A Isili, nell’entroterra cagliaritano, a quasi trecento chilometri da La Maddalena, la situazione è simile. Luigi Pisci, libraio, è il portavoce di un’altra occupazione pacifica, quella all’ospedale San Giuseppe e da tre anni si batte, da “militante di strada di estrema sinistra” come si presenta, per salvare l’ospedale: “Se crolla la sanità – esordisce Pisci – crolla l’ultimo baluardo contro il dominio totalizzante del mercato. Il nostro ospedale è il punto di riferimento per tanti altri comuni della zona, distanti da Cagliari anche alcune ore. Al San Giuseppe il reparto di chirurgia è stato chiuso tre anni fa, e si è assistito ad un taglio del 28% dei posti letto di medicina generale, mentre il pronto soccorso è costantemente a rischio per mancanza di medici”. Il motivo dei ridimensionamenti, come spiega Pisci, “è dovuto all’applicazione delle norme parametriche e volumetriche del decreto ministeriale 70 del 2015 che stabilisce gli standard qualitativi e strutturali dell’assistenza ospedaliera. Questi parametri, recepiti dalla riforma regionale, comportano la chiusura degli ospedali o di alcuni reparti quando il numero degli abitanti di quel territorio, o gli standard del servizio offerto, sono ritenuti insufficienti da giustificarne l’apertura”.

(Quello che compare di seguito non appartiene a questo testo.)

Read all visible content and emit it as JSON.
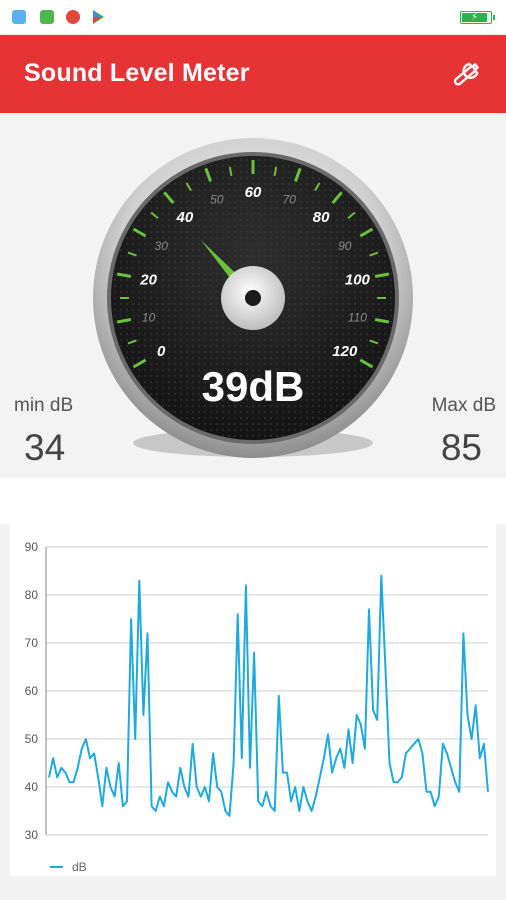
{
  "status_bar": {
    "icons": [
      "notification-app-icon",
      "chat-app-icon",
      "google-plus-icon",
      "play-store-icon"
    ],
    "battery_charging": true,
    "battery_level": 0.95
  },
  "app_bar": {
    "title": "Sound Level Meter",
    "settings_icon": "wrench-icon",
    "color": "#e63336"
  },
  "meter": {
    "current_label": "39dB",
    "current_value": 39,
    "min_label": "min dB",
    "min_value": "34",
    "max_label": "Max dB",
    "max_value": "85",
    "scale_major": [
      "0",
      "20",
      "40",
      "60",
      "80",
      "100",
      "120"
    ],
    "scale_minor": [
      "10",
      "30",
      "50",
      "70",
      "90",
      "110"
    ],
    "accent_color": "#6ac23a"
  },
  "chart_data": {
    "type": "line",
    "y_ticks": [
      "90",
      "80",
      "70",
      "60",
      "50",
      "40",
      "30"
    ],
    "ylim": [
      30,
      90
    ],
    "grid": true,
    "legend_position": "bottom-left",
    "series": [
      {
        "name": "dB",
        "color": "#1fa9dc",
        "values": [
          42,
          46,
          42,
          44,
          43,
          41,
          41,
          44,
          48,
          50,
          46,
          47,
          42,
          36,
          44,
          40,
          38,
          45,
          36,
          37,
          75,
          50,
          83,
          55,
          72,
          36,
          35,
          38,
          36,
          41,
          39,
          38,
          44,
          40,
          38,
          49,
          40,
          38,
          40,
          37,
          47,
          40,
          39,
          35,
          34,
          45,
          76,
          46,
          82,
          44,
          68,
          37,
          36,
          39,
          36,
          35,
          59,
          43,
          43,
          37,
          40,
          35,
          40,
          37,
          35,
          38,
          42,
          46,
          51,
          43,
          46,
          48,
          44,
          52,
          45,
          55,
          53,
          48,
          77,
          56,
          54,
          84,
          65,
          45,
          41,
          41,
          42,
          47,
          48,
          49,
          50,
          47,
          39,
          39,
          36,
          38,
          49,
          47,
          44,
          41,
          39,
          72,
          55,
          50,
          57,
          46,
          49,
          39
        ]
      }
    ]
  }
}
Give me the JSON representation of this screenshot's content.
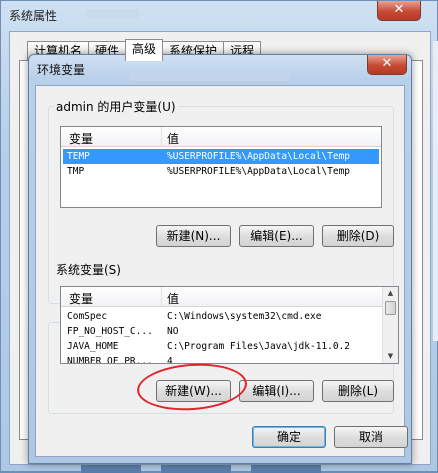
{
  "system_properties": {
    "title": "系统属性",
    "close_glyph": "✕",
    "tabs": [
      {
        "label": "计算机名"
      },
      {
        "label": "硬件"
      },
      {
        "label": "高级"
      },
      {
        "label": "系统保护"
      },
      {
        "label": "远程"
      }
    ],
    "active_tab": "高级"
  },
  "env_dialog": {
    "title": "环境变量",
    "close_glyph": "✕",
    "user_vars": {
      "group_label": "admin 的用户变量(U)",
      "columns": {
        "name": "变量",
        "value": "值"
      },
      "rows": [
        {
          "name": "TEMP",
          "value": "%USERPROFILE%\\AppData\\Local\\Temp"
        },
        {
          "name": "TMP",
          "value": "%USERPROFILE%\\AppData\\Local\\Temp"
        }
      ],
      "selected_row": 0,
      "buttons": {
        "new": "新建(N)...",
        "edit": "编辑(E)...",
        "delete": "删除(D)"
      }
    },
    "system_vars": {
      "group_label": "系统变量(S)",
      "columns": {
        "name": "变量",
        "value": "值"
      },
      "rows": [
        {
          "name": "ComSpec",
          "value": "C:\\Windows\\system32\\cmd.exe"
        },
        {
          "name": "FP_NO_HOST_C...",
          "value": "NO"
        },
        {
          "name": "JAVA_HOME",
          "value": "C:\\Program Files\\Java\\jdk-11.0.2"
        },
        {
          "name": "NUMBER_OF_PR...",
          "value": "4"
        }
      ],
      "buttons": {
        "new": "新建(W)...",
        "edit": "编辑(I)...",
        "delete": "删除(L)"
      }
    },
    "ok_label": "确定",
    "cancel_label": "取消"
  },
  "colors": {
    "selection": "#3399ff",
    "annotation": "#e4232b",
    "close_button": "#c74a35"
  }
}
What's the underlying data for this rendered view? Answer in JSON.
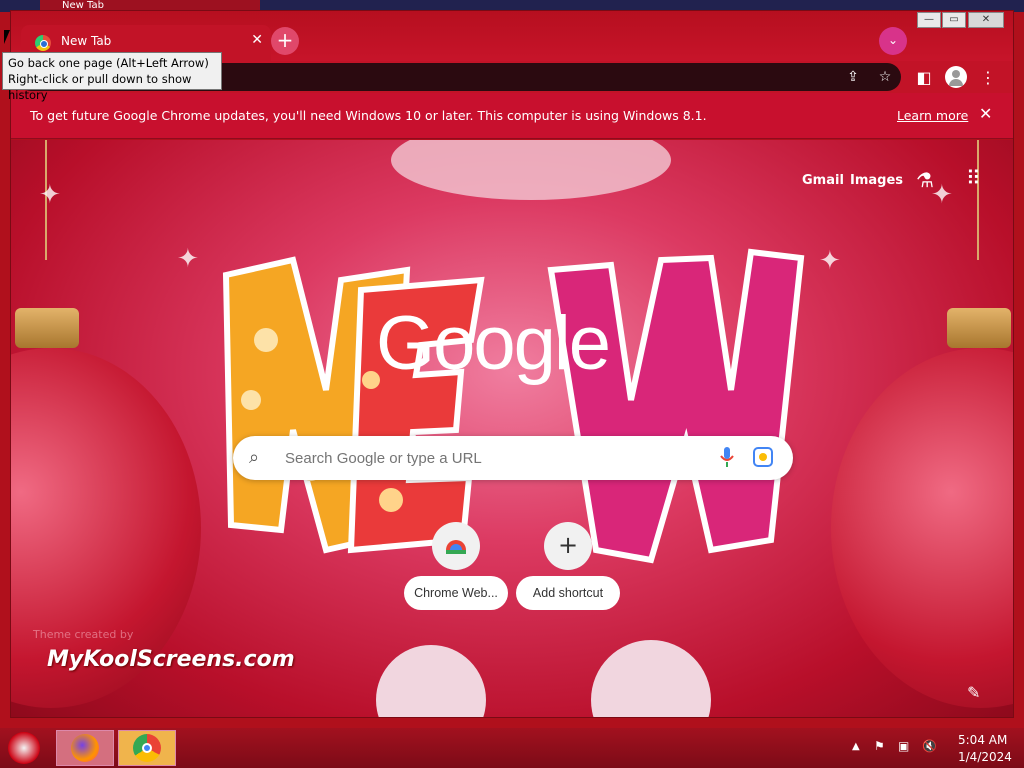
{
  "desktop": {
    "background_tab_title": "New Tab"
  },
  "browser": {
    "tab_title": "New Tab",
    "tab_close": "✕",
    "new_tab": "+",
    "tab_search": "⌄",
    "window_controls": {
      "minimize": "—",
      "maximize": "▭",
      "close": "✕"
    }
  },
  "tooltip": {
    "line1": "Go back one page (Alt+Left Arrow)",
    "line2": "Right-click or pull down to show history"
  },
  "infobar": {
    "message": "To get future Google Chrome updates, you'll need Windows 10 or later. This computer is using Windows 8.1.",
    "learn_more": "Learn more",
    "close": "✕"
  },
  "ntp": {
    "links": {
      "gmail": "Gmail",
      "images": "Images"
    },
    "logo": "Google",
    "search_placeholder": "Search Google or type a URL",
    "shortcuts": [
      {
        "label": "Chrome Web..."
      },
      {
        "label": "Add shortcut",
        "icon": "+"
      }
    ],
    "watermark": "MyKoolScreens.com",
    "credit": "Theme created by",
    "edit_icon": "✎"
  },
  "taskbar": {
    "time": "5:04 AM",
    "date": "1/4/2024"
  },
  "colors": {
    "accent": "#c21327",
    "infobar": "#c8102e",
    "omnibox": "#2b0a10",
    "taskbar": "#8e0c1a"
  }
}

Il comitato in difesa del Paolo Merlo e quello del San Giuseppe fanno parte della “Rete Sarda in difesa della sanità pubblica”, confederazione nata nel 2016, che accorpa una decina di comitati sparsi in tutta la Sardegna, e che negli anni ha portato in piazza circa 40mila cittadini esasperati dai tagli alla sanità.
“Come “Rete Sarda” abbiamo presentato degli emendamenti al testo di riforma, cercando di correggere gli aspetti maggiormente inadeguati al contesto sardo,- aggiunge Pisci – ma nessun consigliere regionale ha preso in carico le nostre richieste”.

Claudia Zuncheddu, medico ed ex consigliera regionale di opposizione all’epoca della giunta Cappellacci di centro-destra, è stata la portavoce della “Rete Sarda” fino a poche settimane fa, quando ha deciso di autosospendersi perché candidata con la coalizione “Sardi Liberi” alle regionali.

“Sia con Cappellacci sia con Pigliaru, secondo il classico schema in perfetto stile neoliberista, è stato deciso di depotenziare gli ospedali periferici, e in generale la sanità pubblica, in nome della razionalizzazione delle spese a discapito della salute dei cittadini. La riforma sanitaria – spiega Zuncheddu- è irricevibile per due motivi: in primis è inadeguata alla geografia e all’orografia del nostro territorio, nel quale molti comuni risultano difficilmente raggiungibili e spesso mal collegati dal punto di vista infrastrutturale; in secondo luogo è una riforma che smantella il servizio pubblico a favore della privatizzazione”. Zuncheddu ricorda, a tal proposito, la nascita dell’ospedale Mater Olbia, struttura privata convenzionata, dalla costruzione pluridecennale, che è stata inaugurata nel dicembre dello scorso anno: “Il Mater Olbia, creatura condivisa dalla politica di destra e di sinistra, è l’emblema del nostro sistema sanitario che dimentica la sua natura pubblica a favore del privato. Basti pensare che è una struttura sfornita del pronto soccorso, così che può liberamente selezionare i ricoveri”.
L’idea del Mater Olbia risale a trent’anni fa quando Don Luigi Verzè, fondatore del San Raffaele di Milano, sceglie Olbia come sede del San Raffaele sardo. Fallito l’impero del presbitero e imprenditore veneto, nel 2014 lo stato islamico del Qatar ottiene il via libera dal comune di Olbia per la nuova struttura privata.

Le mobilitazioni contro il Mater Olbia sono state numerose, come quelle organizzate dal movimento indipendentista Caminera Noa che da anni organizza delle manifestazioni contro i finanziamenti pubblici alla struttura privata olbiese.
“È un ospedale che costa ai cittadini sardi 58 milioni all’anno – conclude Zuncheddu – e non risolve i problemi della gente comune. La nostra è una lotta di speranza ma le prospettive sono decisamente preoccupanti. Oltre il 14% dei sardi rinuncia alle cure in quanto non può pagare il ticket o non può attendere lo scorrimento delle lunghe liste d’attesa. La legge del 1978 sul servizio sanitario nazionale, che ha reso grande l’Italia nel mondo, sta per essere smantellata pezzo per pezzo”.